Yeah, my beautiful but evil cat. She's a piece of work. Friendly when it suits her, food treats and so on. She does sometimes sit on my lap for as much as a minute or two. She's not a Maine ****, I don't think. Her actual heritage is in question. A couple of days after loosing my 14 year old 3 pound yorkie, still sad about that, the local vet called me and asked if I'd foster four, four week old kittens someone had found. She's the only one nobody wanted, so I figured what the heck. She needed a home, I sure wasn't going to put her down or out. I've always figured she was a generic domestic short hair suitable for every day petting, when she approves. She is really beautiful and we've come to an understanding, of sorts and on her terms. 

I hope this thread keeps running. I'm really interessted in other people's experiences.
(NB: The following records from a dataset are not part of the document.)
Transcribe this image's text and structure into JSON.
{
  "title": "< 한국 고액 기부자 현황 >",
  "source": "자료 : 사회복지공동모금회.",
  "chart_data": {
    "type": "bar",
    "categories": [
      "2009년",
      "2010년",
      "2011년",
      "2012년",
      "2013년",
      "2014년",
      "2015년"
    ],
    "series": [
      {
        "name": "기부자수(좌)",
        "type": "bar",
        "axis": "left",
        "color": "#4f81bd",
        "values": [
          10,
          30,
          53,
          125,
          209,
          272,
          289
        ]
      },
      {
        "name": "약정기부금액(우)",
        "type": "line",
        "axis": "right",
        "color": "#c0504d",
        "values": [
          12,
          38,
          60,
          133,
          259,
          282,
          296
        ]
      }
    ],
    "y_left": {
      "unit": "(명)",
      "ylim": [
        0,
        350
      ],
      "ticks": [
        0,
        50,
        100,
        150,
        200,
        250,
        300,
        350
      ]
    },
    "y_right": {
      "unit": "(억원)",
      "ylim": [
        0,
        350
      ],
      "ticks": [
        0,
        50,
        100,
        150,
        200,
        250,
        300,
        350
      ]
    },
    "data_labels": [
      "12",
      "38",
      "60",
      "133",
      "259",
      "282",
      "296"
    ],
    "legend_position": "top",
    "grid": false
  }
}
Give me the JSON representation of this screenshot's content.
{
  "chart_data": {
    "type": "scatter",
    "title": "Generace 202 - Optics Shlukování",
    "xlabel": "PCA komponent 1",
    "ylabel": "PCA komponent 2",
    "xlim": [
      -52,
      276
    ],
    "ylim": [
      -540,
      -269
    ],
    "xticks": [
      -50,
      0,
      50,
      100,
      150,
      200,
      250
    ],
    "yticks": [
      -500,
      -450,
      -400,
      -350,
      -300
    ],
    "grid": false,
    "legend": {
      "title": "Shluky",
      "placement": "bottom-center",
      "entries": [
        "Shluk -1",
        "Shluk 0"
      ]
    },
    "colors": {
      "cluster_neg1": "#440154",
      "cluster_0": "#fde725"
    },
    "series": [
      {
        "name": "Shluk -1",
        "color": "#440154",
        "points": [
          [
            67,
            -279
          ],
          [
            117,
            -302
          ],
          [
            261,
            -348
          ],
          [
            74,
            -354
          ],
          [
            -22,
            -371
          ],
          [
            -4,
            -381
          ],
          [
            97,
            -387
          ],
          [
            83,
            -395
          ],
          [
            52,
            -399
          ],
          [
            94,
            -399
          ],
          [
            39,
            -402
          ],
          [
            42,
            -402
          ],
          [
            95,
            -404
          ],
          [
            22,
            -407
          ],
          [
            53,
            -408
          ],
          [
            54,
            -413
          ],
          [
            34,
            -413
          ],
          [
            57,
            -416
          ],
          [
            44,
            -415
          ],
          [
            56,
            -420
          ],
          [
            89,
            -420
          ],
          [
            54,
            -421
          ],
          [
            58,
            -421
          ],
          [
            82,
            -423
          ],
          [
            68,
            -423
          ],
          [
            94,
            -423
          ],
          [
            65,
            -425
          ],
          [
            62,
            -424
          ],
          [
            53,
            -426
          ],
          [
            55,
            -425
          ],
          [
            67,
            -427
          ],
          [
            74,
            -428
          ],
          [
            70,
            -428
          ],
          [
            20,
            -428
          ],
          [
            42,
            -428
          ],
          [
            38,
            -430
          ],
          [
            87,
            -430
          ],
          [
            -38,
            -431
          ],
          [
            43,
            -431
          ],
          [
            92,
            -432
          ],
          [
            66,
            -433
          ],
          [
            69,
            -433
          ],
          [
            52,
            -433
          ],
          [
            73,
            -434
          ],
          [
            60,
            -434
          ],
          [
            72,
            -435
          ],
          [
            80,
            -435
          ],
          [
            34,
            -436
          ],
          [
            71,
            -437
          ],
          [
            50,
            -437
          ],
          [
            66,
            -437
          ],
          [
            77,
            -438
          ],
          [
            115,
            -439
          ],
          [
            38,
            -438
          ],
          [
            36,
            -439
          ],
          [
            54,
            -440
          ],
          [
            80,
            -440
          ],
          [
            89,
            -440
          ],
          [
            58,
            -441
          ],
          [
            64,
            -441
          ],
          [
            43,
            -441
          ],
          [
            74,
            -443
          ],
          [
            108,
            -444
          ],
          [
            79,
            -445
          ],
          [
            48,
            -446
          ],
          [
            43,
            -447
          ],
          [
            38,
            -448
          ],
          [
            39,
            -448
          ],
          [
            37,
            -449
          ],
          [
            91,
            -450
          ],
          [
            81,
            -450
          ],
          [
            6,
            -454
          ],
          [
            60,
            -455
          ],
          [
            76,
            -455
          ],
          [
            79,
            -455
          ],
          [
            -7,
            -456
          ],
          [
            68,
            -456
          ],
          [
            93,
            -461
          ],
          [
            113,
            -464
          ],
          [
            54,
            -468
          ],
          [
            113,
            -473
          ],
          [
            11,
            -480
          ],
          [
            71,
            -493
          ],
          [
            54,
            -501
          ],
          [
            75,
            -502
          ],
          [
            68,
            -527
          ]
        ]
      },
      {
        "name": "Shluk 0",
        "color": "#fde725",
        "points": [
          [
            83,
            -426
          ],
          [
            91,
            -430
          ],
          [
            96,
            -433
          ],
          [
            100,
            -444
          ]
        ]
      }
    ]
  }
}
My entire day today was tied up in flood issues. 

Take care,
Moose
Opps, Just realized, sorry for the hijack.


----------



## Moose33 (Jan 1, 2011)

http://www.fema.gov/library/viewRecord.do?id=2954

It dawned on me today how easy this would've been. If you go to the FEMA Mandatory Purchase of Flood Insurance Guide pages 14 through 18 it outlines quite a bit about the LOMA/LOMR process. This 2007 guide is the most recent. IIRC 2007 was the last time any of the rules changed. Now you all get to see what I have my head buried in every day.

It seemed like some folks were interested so I thought I'd offer one more bit of information.
Take care,
Moose


----------



## fondini (Mar 18, 2012)

I have seen a house that got 4foot of water in it,and it was around 8 miles from the river. It just so happened that was the way the land channeled it. It was sad because they had no flood insurance so had to bear the cost themselves. That was the so called 100 year flood, it was nasty. So check your topographical maps closely!


----------